I am an intense person, by nature. The moment immediately after I roll out of bed, shower, and have my first sip of coffee in the morning, I’m like a bullet shot out of a gun. It doesn’t matter whether it is a workday or a weekend, there is always something that I have to accomplish. Weekends for me can be more draining than the work week: cleaning, cooking, canning, gardening, drinking, crafting, organizing… anything I do, I do it well and to excess.
So, when a few of my girlfriends talked me into a weekly women’s golf clinic, I was reluctant to say the least. I mean, have you ever tried watching golf on t.v.?! Boring. My kind of sport involves pounding concrete while listening to Skrillex, swinging a bat at balls being lobbed at me in a batting cage, and high intensity cardio workouts.
Two classes in, and I actually…. love it. I have had marked improvement since I have begun (read: actually hitting the ball instead of air), and have taken back a couple of life lessons to boot.
Not everything in life takes the same approach. As far as golfing goes, I was not going to hit the ball if I took the same stance as I did winding up to whack a softball. Just like life, each circumstance is not going to have the right outcome if you approach it the same way. Every situation takes a little evaluation, deciding the approach, getting a good grip, squaring your shoulders, then handling it.

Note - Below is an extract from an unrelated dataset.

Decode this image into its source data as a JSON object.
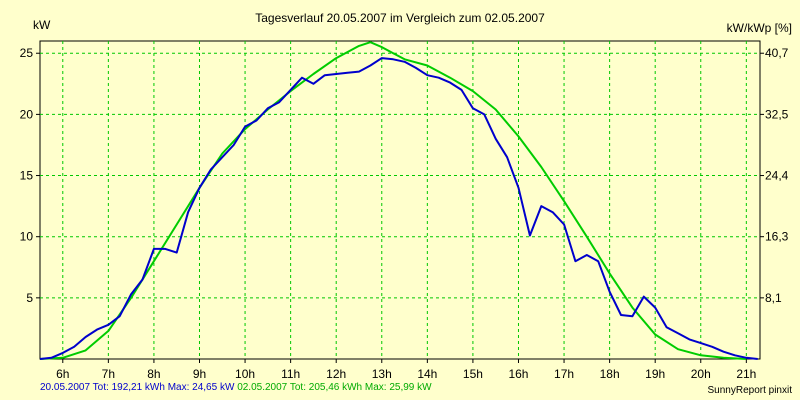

Use the proper instrument/tool. This is obvious in the golf world, even for a novice like myself: the different drivers and irons produce different outcomes. In life, however, this is not as easily perceived. For example, I know that I can clean my house top to bottom. But, throw in a full-time career, a part-time military career, a family who needs to eat, two kids in the house with two different sports schedules, laundry, a beekeeping hobby, a family pet to take care of… the list could go on and on. We ended up hiring a trusted friend to come in once every two weeks to deep clean the house. I look at the money spent as an excellent instrument as a means to the end.
Slowing down my backswing. This one was big for me. On the driving range, I was attempting to whack the ball… and missing almost every time (or, spinning it off towards my co-golfers and instructors if I did make contact). One of our instructors kept insisting that I ‘slow down my backswing’. While I thought I was creeping at turtle speed, he kept urging to “slow it down”. After quite a few practice swings, and an almost delayed hesitation midair, I did it. People, this is big for me. I can’t even walk slow. But his advice resonated with me on a life-scale as well. I am always so concerned with accomplishment that I have forgotten about taking the time to slow down and concentrate on not only the task at hand, but myself. I rush through life doing, doing, doing, and am completely missing the big picture of it all. While I can’t say that I have completely slowed down, I have made an honest approach at decelerating and decompressing at night and on the weekends. Yesterday, I took a day of leave from work to spend the afternoon with my daughter at the Botanical Gardens, walking hand in hand, enjoying the outdoors and beautiful scenery. Tonight, I plan on doing… nothing. No projects, no nothing. Maybe we will watch a movie, maybe not. And I am okay with that.
Two women’s golf clinics in and I am philosophizing life… I can’t wait to see what the next classes bring!